I think there are indeed two questions - 1) Am I seeing an effect (multi-mode output resulting from unimodal input) and 2) how big is that effect (and, related, is it big enough to matter?)

The first question might be cast as a hypothesis testing question (though it's not the only way to take it). On the second question, the paper by Hartigan&Hartigan says

"The dip test measures multimodality in a sample by the maximum difference, over all sample points, between the empirical distribution function, and the unimodal distribution function that minimizes that maximum difference."

-- that statistic appears to be a perfectly reasonable measure of the extent of deviation from unimodality. As for whether the size of difference matters, that's harder to say without knowing the application - you might be better placed to judge it (or to identify some other measure that you can say whether it matters with).

What I want to know is whether my simulation fed with the same input distribution but with one parameter changed (what I've plotted) leads to qualitatively different output distributions, particularly if the system has a different number of modes of operation.

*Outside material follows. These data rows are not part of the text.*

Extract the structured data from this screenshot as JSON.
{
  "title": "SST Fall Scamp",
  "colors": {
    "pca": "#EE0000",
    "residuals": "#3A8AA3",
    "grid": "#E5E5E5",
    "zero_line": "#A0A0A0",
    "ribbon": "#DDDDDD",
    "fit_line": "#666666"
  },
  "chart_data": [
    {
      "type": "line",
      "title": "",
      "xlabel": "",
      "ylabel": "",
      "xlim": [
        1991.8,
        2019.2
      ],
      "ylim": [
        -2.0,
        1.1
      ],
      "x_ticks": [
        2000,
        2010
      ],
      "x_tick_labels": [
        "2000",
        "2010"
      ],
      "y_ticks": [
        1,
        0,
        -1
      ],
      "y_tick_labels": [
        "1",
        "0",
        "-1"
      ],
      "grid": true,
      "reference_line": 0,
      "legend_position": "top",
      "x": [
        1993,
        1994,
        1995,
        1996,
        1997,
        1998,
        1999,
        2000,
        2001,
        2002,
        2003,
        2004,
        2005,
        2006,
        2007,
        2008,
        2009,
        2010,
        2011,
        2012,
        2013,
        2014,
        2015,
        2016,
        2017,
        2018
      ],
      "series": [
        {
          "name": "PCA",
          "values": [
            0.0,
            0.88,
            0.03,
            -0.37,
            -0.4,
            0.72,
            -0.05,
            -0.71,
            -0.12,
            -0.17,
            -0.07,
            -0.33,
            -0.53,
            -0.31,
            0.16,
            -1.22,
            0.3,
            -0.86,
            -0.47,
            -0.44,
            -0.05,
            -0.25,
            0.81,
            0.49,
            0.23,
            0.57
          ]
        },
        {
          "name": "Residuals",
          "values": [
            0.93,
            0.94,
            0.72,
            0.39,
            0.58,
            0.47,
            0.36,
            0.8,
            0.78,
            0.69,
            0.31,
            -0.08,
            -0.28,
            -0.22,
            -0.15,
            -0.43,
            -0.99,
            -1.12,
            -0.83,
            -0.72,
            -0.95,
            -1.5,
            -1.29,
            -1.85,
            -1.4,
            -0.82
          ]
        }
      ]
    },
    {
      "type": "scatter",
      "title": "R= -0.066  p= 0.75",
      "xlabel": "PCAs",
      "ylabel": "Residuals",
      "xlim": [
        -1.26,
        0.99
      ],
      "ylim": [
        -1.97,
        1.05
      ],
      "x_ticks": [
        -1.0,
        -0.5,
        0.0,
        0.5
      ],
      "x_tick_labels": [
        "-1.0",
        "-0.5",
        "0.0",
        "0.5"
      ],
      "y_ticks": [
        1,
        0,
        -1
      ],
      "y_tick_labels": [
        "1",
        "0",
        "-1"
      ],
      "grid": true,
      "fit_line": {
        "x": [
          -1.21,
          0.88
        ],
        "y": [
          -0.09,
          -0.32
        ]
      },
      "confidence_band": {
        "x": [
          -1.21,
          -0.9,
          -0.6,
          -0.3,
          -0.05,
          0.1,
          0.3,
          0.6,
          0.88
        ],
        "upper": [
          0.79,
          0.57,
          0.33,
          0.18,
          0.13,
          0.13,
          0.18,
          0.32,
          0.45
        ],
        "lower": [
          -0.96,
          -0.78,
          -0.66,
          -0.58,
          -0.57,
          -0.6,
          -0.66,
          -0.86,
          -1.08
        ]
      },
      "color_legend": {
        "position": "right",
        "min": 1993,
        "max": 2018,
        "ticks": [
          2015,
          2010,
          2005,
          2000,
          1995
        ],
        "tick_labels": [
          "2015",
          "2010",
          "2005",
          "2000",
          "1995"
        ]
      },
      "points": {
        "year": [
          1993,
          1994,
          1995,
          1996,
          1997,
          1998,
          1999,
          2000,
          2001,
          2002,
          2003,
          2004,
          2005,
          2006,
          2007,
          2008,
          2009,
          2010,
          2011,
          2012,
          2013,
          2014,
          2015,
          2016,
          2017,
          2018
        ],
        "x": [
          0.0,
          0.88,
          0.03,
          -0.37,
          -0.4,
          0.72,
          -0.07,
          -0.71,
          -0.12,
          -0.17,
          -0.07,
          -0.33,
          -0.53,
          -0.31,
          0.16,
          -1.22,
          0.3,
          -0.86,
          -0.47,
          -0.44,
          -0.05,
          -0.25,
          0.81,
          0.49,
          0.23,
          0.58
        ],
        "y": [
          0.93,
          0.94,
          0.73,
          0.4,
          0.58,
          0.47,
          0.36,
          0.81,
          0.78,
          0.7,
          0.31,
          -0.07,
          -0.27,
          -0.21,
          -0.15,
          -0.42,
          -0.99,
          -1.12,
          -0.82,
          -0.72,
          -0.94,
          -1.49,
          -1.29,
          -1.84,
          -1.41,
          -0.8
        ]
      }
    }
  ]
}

Since you're interested in a two-sample comparison of number of modes, it might even be possible to modify a statistic for the one-sample case to be used for the two-sample case.

One way to approach that occurs to me, which is a form of resampling.

Compute the difference in dip-test statistics for the two samples. That's your measure of the effect.

You could do bootstrapping, for example, to estimate the standard error or to build a confidence interval for the difference in dip statistics. Given the difference in location, you might try resampling within-samples. A test might be based off whether the confidence interval covers 0. You might want to do some simulation to see whether the coverage of such an interval is reasonable, and whether techniques for esitmating/reducing bias might help.

Another alternative way to bootstrap might be to have some estimates of location and scale and resample standardized residuals, if you regard the shapes as being the same under the null.


Yet another alternative might be to consider a model that might be suitable for the distributional shape if it were unimodal, and then treat the two samples as finite mixtures of such distributions (location or scale mixtures, if either are indicated by your knowledge of the problem); then you'd have some difference in estimated number of components as a measure.

That's a little less specific than I'd like to be, but it's at least a starting point.